Marie E. Rognes is chief research scientist in Numerical Analysis and Scientific Computing at Simula Research Laboratory, Oslo, Norway. She holds an MSc in Applied Mathematics (2005) and PhD in Numerical Analysis (2009, Centre for Mathematics for Applications, University of Oslo). Her webpage is https://www.simula.no/people/meg.
Her scientific work targets ground-breaking basic research with dual impact in mathematics and/or the life sciences and spans numerical analysis and scientific computing with applications in biomechanics, neuroscience, and physiology. Key scientific expertise includes numerical methods for solving partial differential equations, PDE-constrained optimization including data assimilation, compatible discretizations, automated scientific software, uncertainty quantification, multi-domain operators, nonlinear elasticity, viscoelasticity, porous media and incompressible fluid flow, electrophysiology, and computational brain, cardiac and cancer modeling.
She won the 2015 Wilkinson Prize for Numerical Software, the 2018 Royal Norwegian Society of Sciences and Letters Prize for Young Researchers in the Natural Sciences, was a Founding Member of the Young Academy of Norway (2015–2019) and holder of an ERC Starting Grant in Mathematics (2017–2023). She is a member of the Norwegian Academy of Technological Sciences, as well as of the FEniCS Project Steering Council.
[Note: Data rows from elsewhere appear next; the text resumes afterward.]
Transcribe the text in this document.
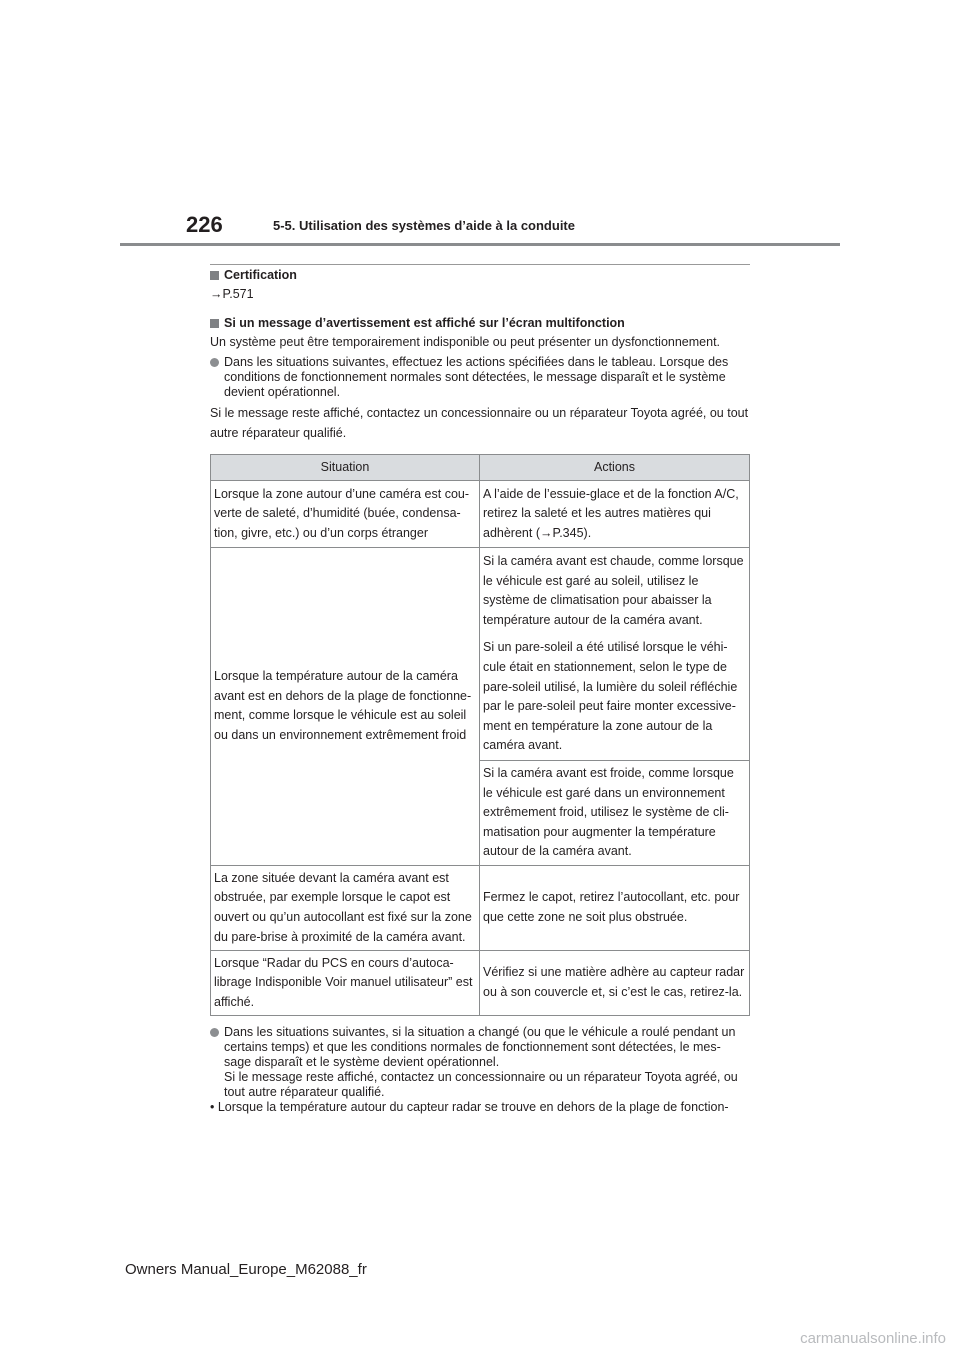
226	5-5. Utilisation des systèmes d’aide à la conduite

Certification

→P.571

Si un message d’avertissement est affiché sur l’écran multifonction

Un système peut être temporairement indisponible ou peut présenter un dysfonctionnement.

Dans les situations suivantes, effectuez les actions spécifiées dans le tableau. Lorsque des conditions de fonctionnement normales sont détectées, le message disparaît et le système devient opérationnel.

Si le message reste affiché, contactez un concessionnaire ou un réparateur Toyota agréé, ou tout autre réparateur qualifié.

Situation	Actions
Lorsque la zone autour d’une caméra est cou- verte de saleté, d’humidité (buée, condensa- tion, givre, etc.) ou d’un corps étranger	A l’aide de l’essuie-glace et de la fonction A/C, retirez la saleté et les autres matières qui adhèrent (→P.345).
Lorsque la température autour de la caméra avant est en dehors de la plage de fonctionne- ment, comme lorsque le véhicule est au soleil ou dans un environnement extrêmement froid	Si la caméra avant est chaude, comme lorsque le véhicule est garé au soleil, utilisez le système de climatisation pour abaisser la température autour de la caméra avant.
Si un pare-soleil a été utilisé lorsque le véhi- cule était en stationnement, selon le type de pare-soleil utilisé, la lumière du soleil réfléchie par le pare-soleil peut faire monter excessive- ment en température la zone autour de la caméra avant.

	Si la caméra avant est froide, comme lorsque le véhicule est garé dans un environnement extrêmement froid, utilisez le système de cli- matisation pour augmenter la température autour de la caméra avant.
La zone située devant la caméra avant est obstruée, par exemple lorsque le capot est ouvert ou qu’un autocollant est fixé sur la zone du pare-brise à proximité de la caméra avant.	Fermez le capot, retirez l’autocollant, etc. pour que cette zone ne soit plus obstruée.
Lorsque “Radar du PCS en cours d’autoca- librage Indisponible Voir manuel utilisateur” est affiché.	Vérifiez si une matière adhère au capteur radar ou à son couvercle et, si c’est le cas, retirez-la.
Dans les situations suivantes, si la situation a changé (ou que le véhicule a roulé pendant un certains temps) et que les conditions normales de fonctionnement sont détectées, le mes- sage disparaît et le système devient opérationnel.
Si le message reste affiché, contactez un concessionnaire ou un réparateur Toyota agréé, ou tout autre réparateur qualifié.

• Lorsque la température autour du capteur radar se trouve en dehors de la plage de fonction-

Owners Manual_Europe_M62088_fr
carmanualsonline.info
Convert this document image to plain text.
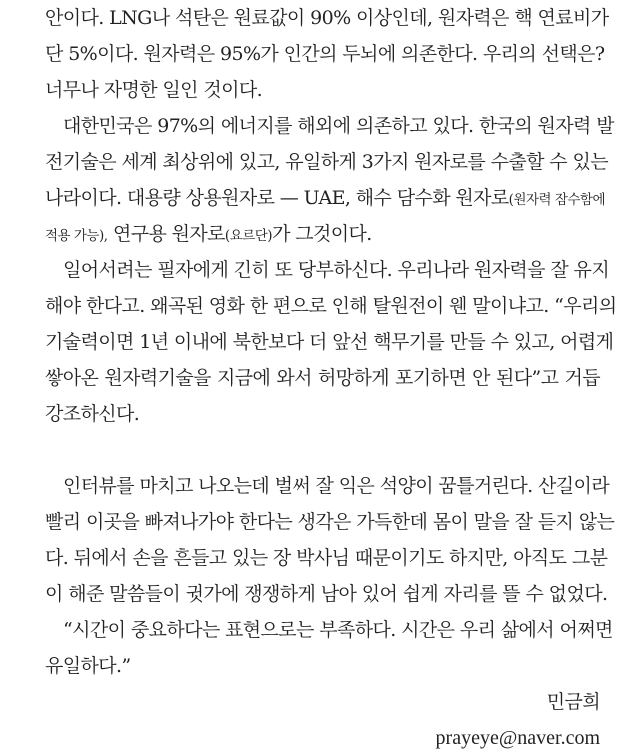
안이다. LNG나 석탄은 원료값이 90% 이상인데, 원자력은 핵 연료비가
단 5%이다. 원자력은 95%가 인간의 두뇌에 의존한다. 우리의 선택은?
너무나 자명한 일인 것이다.
대한민국은 97%의 에너지를 해외에 의존하고 있다. 한국의 원자력 발
전기술은 세계 최상위에 있고, 유일하게 3가지 원자로를 수출할 수 있는
나라이다. 대용량 상용원자로 — UAE, 해수 담수화 원자로(원자력 잠수함에
적용 가능), 연구용 원자로(요르단)가 그것이다.
일어서려는 필자에게 긴히 또 당부하신다. 우리나라 원자력을 잘 유지
해야 한다고. 왜곡된 영화 한 편으로 인해 탈원전이 웬 말이냐고. “우리의
기술력이면 1년 이내에 북한보다 더 앞선 핵무기를 만들 수 있고, 어렵게
쌓아온 원자력기술을 지금에 와서 허망하게 포기하면 안 된다”고 거듭
강조하신다.
인터뷰를 마치고 나오는데 벌써 잘 익은 석양이 꿈틀거린다. 산길이라
빨리 이곳을 빠져나가야 한다는 생각은 가득한데 몸이 말을 잘 듣지 않는
다. 뒤에서 손을 흔들고 있는 장 박사님 때문이기도 하지만, 아직도 그분
이 해준 말씀들이 귓가에 쟁쟁하게 남아 있어 쉽게 자리를 뜰 수 없었다.
“시간이 중요하다는 표현으로는 부족하다. 시간은 우리 삶에서 어쩌면
유일하다.”
민금희
prayeye@naver.com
Vesna Iršič is an assistant professor at the Faculty of Mathematics and Physics at the University of Ljubljana. She received a PhD in mathematics from the University of Ljubljana in 2021 and has been a postdoctoral fellow at Simon Fraser University in Canada in 2021–2022.
In 2016–2021 she has been the main coordinator of the voluntary tutoring system at the Department of mathematics in Ljubljana. She has been a member of several organizing committees, in particular of the 10th Slovenian Conference on Graph Theory in June 2023 that hosted more than 300 participants. In 2012–2018 she has also been involved in the preparation of high school students for the International Mathematical Olympiads. She is a member of the recently established EMS Young Academy (EMYA).
She received the faculty’s Prešeren Prize for master’s thesis and an Honorable mention for excellent student achievements at the University of Ljubljana. Her main research area is graph theory, in particular domination, metric properties, and games on graphs. She has been involved in the research of domination games, the Cops and Robber game, the strong geodetic problem and the investigation of several families related to Fibonacci cubes.